# question about freebies...



## tn_toker420 (Jun 18, 2008)

ok, i thought i found a thread that was telling what freebies was being given with each shipment but it seems to be nowhere to be found...I was just wondering what seedbanks/breeders will include freebies with your order...And if anyone knows, what all freebie strains are available...I know i seem like a tightass, but i really need to get all i can squeeze out of it ya know....EDIT...Appreciate if someone could help me out here, take care


----------



## snuggles (Jun 18, 2008)

bcseedking.com


----------



## massproducer (Jun 18, 2008)

i know that Gypsi Nirvana and seedbay both do freebies as well


----------



## bigbudsbruddah (Jun 18, 2008)

drchronic.com

Also gives out freebies with your order if you ask. They gave me free Critically Smashed (Critical Mass x White Rhino) last order. They also have a list of freebies on thier website.


----------



## MrPuffAlot (Jun 18, 2008)

dopeseed.com


----------



## kasgrow (Jun 18, 2008)

Seedboutique has the best prices on nirvana seeds and they give freebies.

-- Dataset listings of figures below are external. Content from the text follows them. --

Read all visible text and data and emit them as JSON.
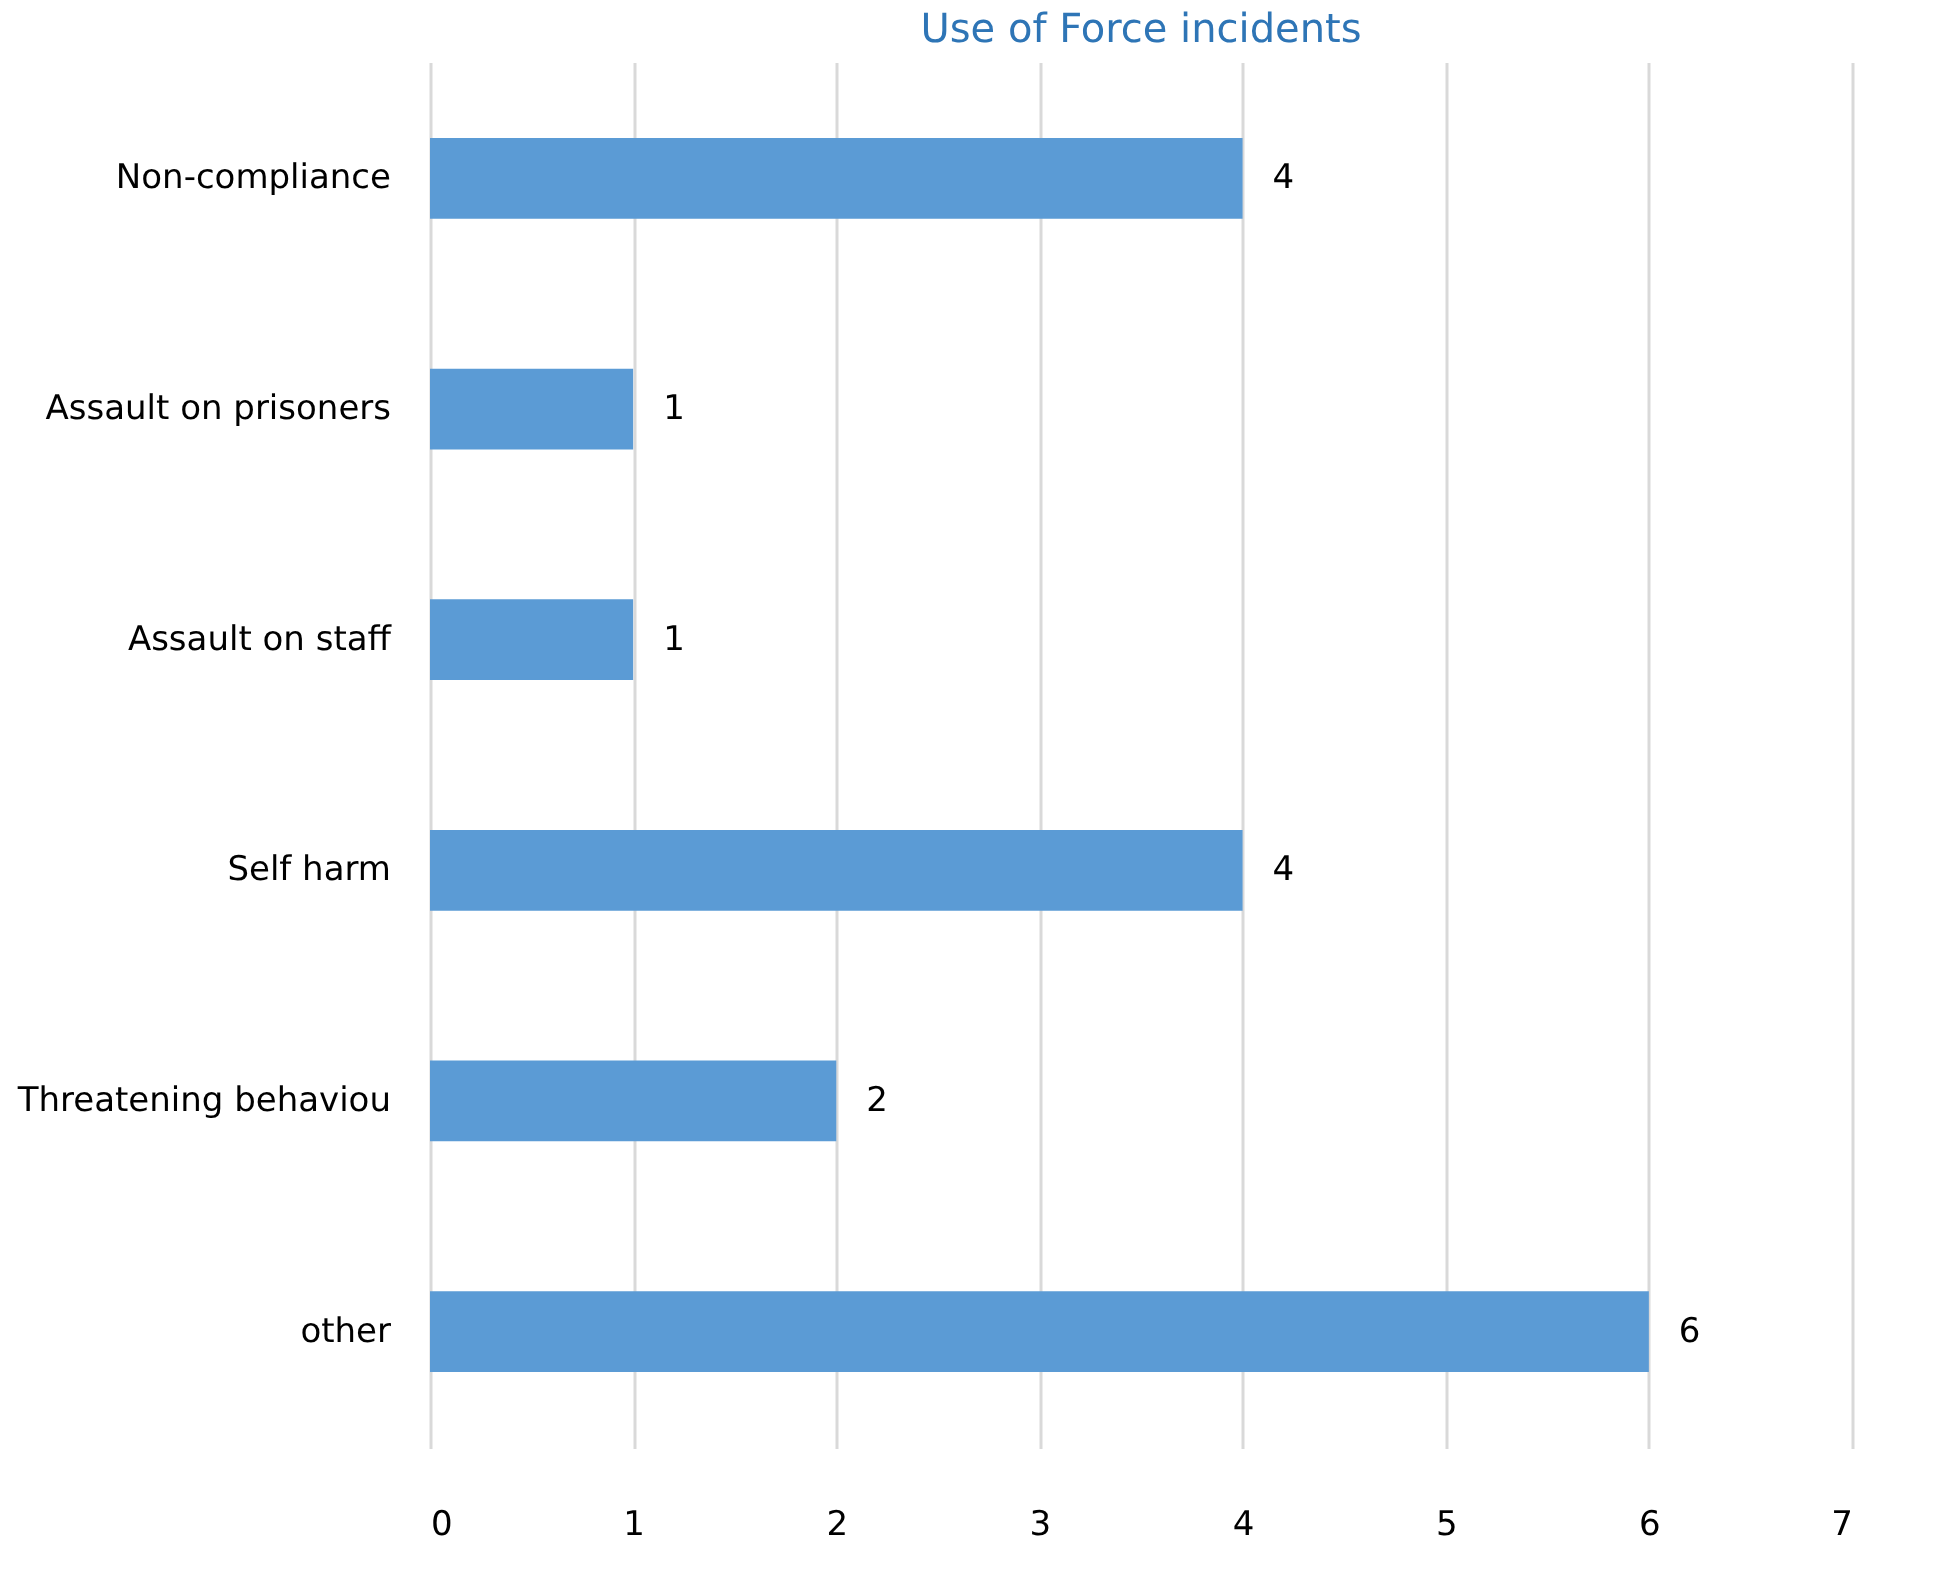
{
  "chart_data": {
    "type": "bar",
    "orientation": "horizontal",
    "title": "Use of Force incidents",
    "categories": [
      "Non-compliance",
      "Assault on prisoners",
      "Assault on staff",
      "Self harm",
      "Threatening behaviou",
      "other"
    ],
    "values": [
      4,
      1,
      1,
      4,
      2,
      6
    ],
    "color": "#5b9bd5",
    "xlim": [
      0,
      7
    ],
    "xticks": [
      0,
      1,
      2,
      3,
      4,
      5,
      6,
      7
    ],
    "grid": "x",
    "data_labels": true
  }
}
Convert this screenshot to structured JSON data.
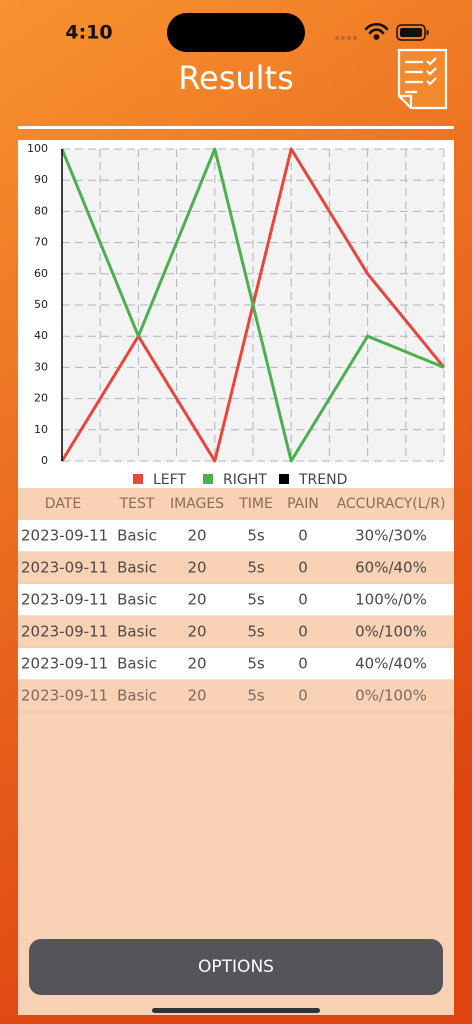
{
  "status_bar": {
    "time": "4:10"
  },
  "header": {
    "title": "Results"
  },
  "chart_data": {
    "type": "line",
    "categories": [
      null,
      null,
      null,
      null,
      null,
      null
    ],
    "series": [
      {
        "name": "LEFT",
        "color": "#e8453c",
        "values": [
          0,
          40,
          0,
          100,
          60,
          30
        ]
      },
      {
        "name": "RIGHT",
        "color": "#4caf50",
        "values": [
          100,
          40,
          100,
          0,
          40,
          30
        ]
      },
      {
        "name": "TREND",
        "color": "#000000",
        "values": [
          null,
          null,
          null,
          null,
          null,
          null
        ]
      }
    ],
    "ylim": [
      0,
      100
    ],
    "yticks": [
      0,
      10,
      20,
      30,
      40,
      50,
      60,
      70,
      80,
      90,
      100
    ],
    "grid": true,
    "legend": "bottom"
  },
  "table": {
    "header": [
      "DATE",
      "TEST",
      "IMAGES",
      "TIME",
      "PAIN",
      "ACCURACY(L/R)"
    ],
    "rows": [
      [
        "2023-09-11",
        "Basic",
        "20",
        "5s",
        "0",
        "30%/30%"
      ],
      [
        "2023-09-11",
        "Basic",
        "20",
        "5s",
        "0",
        "60%/40%"
      ],
      [
        "2023-09-11",
        "Basic",
        "20",
        "5s",
        "0",
        "100%/0%"
      ],
      [
        "2023-09-11",
        "Basic",
        "20",
        "5s",
        "0",
        "0%/100%"
      ],
      [
        "2023-09-11",
        "Basic",
        "20",
        "5s",
        "0",
        "40%/40%"
      ],
      [
        "2023-09-11",
        "Basic",
        "20",
        "5s",
        "0",
        "0%/100%"
      ]
    ]
  },
  "button": {
    "label": "OPTIONS"
  }
}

I just got 5 free t*haze x skunk#1 seeds with my last two orders.


----------



## mrniceguy (Jul 2, 2008)

marijauna-seeds.nl 

they are currently giving 5 free seeds of "mazar x afgahn" with every order


----------



## goldeneagle (Jul 2, 2008)

tn_toker420 said:
			
		

> ok, i thought i found a thread that was telling what freebies was being given with each shipment but it seems to be nowhere to be found...I was just wondering what seedbanks/breeders will include freebies with your order...And if anyone knows, what all freebie strains are available...I know i seem like a tightass, but i really need to get all i can squeeze out of it ya know....EDIT...Appreciate if someone could help me out here, take care


 
they have a 10 free deal, I purchased 20 and got 10 free. the free ones are doing better than the $ ones...go figure


----------



## tn_toker420 (Jul 3, 2008)

That sounds great, but i've heard nothing but bad things about Amsterdamseeds...It could be a different one, but i dunno...thankx


----------